Now, we can see how the Confident Interval means. 95% means, in 100 measurement of 10 second interval, there is 95% that no count. thus, in 1000 second time interval, there is at most 5 count. which is same to say  $\lambda = 0.005$.

or, if we put the  $\lambda = 0.005$ into the Poisson distribution.

$P(0|0.005) = Exp(-0.05) = 0.951$

this is same that it has 95% give 0 count.

## On NMR noise reduction

there are many ways to reduce the signal-to-noise ratio in NMR.

here, we will show the simplest one – by measuring it many times.

the reason behind this is the different of statistic nature between signal and noise.

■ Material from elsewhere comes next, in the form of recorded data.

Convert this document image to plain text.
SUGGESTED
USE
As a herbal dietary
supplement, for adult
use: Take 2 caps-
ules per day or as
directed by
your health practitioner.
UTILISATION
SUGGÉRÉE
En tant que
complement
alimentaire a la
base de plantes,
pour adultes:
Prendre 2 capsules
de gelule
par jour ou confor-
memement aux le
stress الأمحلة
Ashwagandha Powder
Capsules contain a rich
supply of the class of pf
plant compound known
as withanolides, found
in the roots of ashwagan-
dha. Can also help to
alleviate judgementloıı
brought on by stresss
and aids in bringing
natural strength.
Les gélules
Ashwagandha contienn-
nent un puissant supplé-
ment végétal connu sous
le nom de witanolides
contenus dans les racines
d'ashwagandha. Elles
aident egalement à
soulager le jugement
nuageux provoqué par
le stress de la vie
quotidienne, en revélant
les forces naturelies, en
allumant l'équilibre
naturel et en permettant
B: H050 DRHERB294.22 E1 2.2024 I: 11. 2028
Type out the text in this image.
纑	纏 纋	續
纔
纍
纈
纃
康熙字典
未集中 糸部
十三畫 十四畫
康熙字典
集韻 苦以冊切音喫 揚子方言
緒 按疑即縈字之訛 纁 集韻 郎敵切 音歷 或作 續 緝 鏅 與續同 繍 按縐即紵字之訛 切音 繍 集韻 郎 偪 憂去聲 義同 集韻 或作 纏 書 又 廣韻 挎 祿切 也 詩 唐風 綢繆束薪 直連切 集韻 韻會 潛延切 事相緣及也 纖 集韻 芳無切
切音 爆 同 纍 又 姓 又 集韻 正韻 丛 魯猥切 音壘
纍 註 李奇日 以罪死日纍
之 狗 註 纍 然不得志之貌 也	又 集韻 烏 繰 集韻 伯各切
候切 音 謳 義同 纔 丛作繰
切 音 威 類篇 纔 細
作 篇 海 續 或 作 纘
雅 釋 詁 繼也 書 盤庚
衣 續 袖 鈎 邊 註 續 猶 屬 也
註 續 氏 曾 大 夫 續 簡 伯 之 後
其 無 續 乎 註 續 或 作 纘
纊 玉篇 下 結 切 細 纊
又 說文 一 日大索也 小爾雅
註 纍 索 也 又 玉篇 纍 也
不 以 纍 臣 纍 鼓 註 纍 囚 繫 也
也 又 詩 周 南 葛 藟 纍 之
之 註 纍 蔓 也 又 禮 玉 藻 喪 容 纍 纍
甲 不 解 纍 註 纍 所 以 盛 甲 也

for signal, the correlation between each measurement is strong. or to say, if you measured the signal is around 10 this time, it will probable measure it around 10 next time.

however, the noise is different, it is random in nature. so, in average, it will equal to zero.

in mathematics, we use the standard deviation $\sigma$ and covariance $cov$ to show it.

$\sigma(S_T)=\sigma(\sum S_i) = \sqrt{ \sum ( \sigma( S_i)^2 + 2cov(S_i,S_j) ) }$

$\sigma(N_T)=\sigma(\sum N_i) = \sqrt{ \sum ( \sigma( N_i)^2 + 2cov(N_i,N_j) ) }$

since the signal should be correlated, $cov(S_i , S_j) = \sigma(S_i) \sigma(S_j)$ thus,

$\sigma(S_T) = n \sigma(S_i)$

but the noise should have no correlation, $cov(N_i, N_j) = 0$

$\sigma(N_T) = \sqrt{n} \sigma(N_i)$

Thus, the signal-to-noise level will be

$\sigma( S/N _T ) = \sqrt{n} \sigma (S/N)$

For 100 times measurements, the signal-to-noise ratio will be 10 times stronger.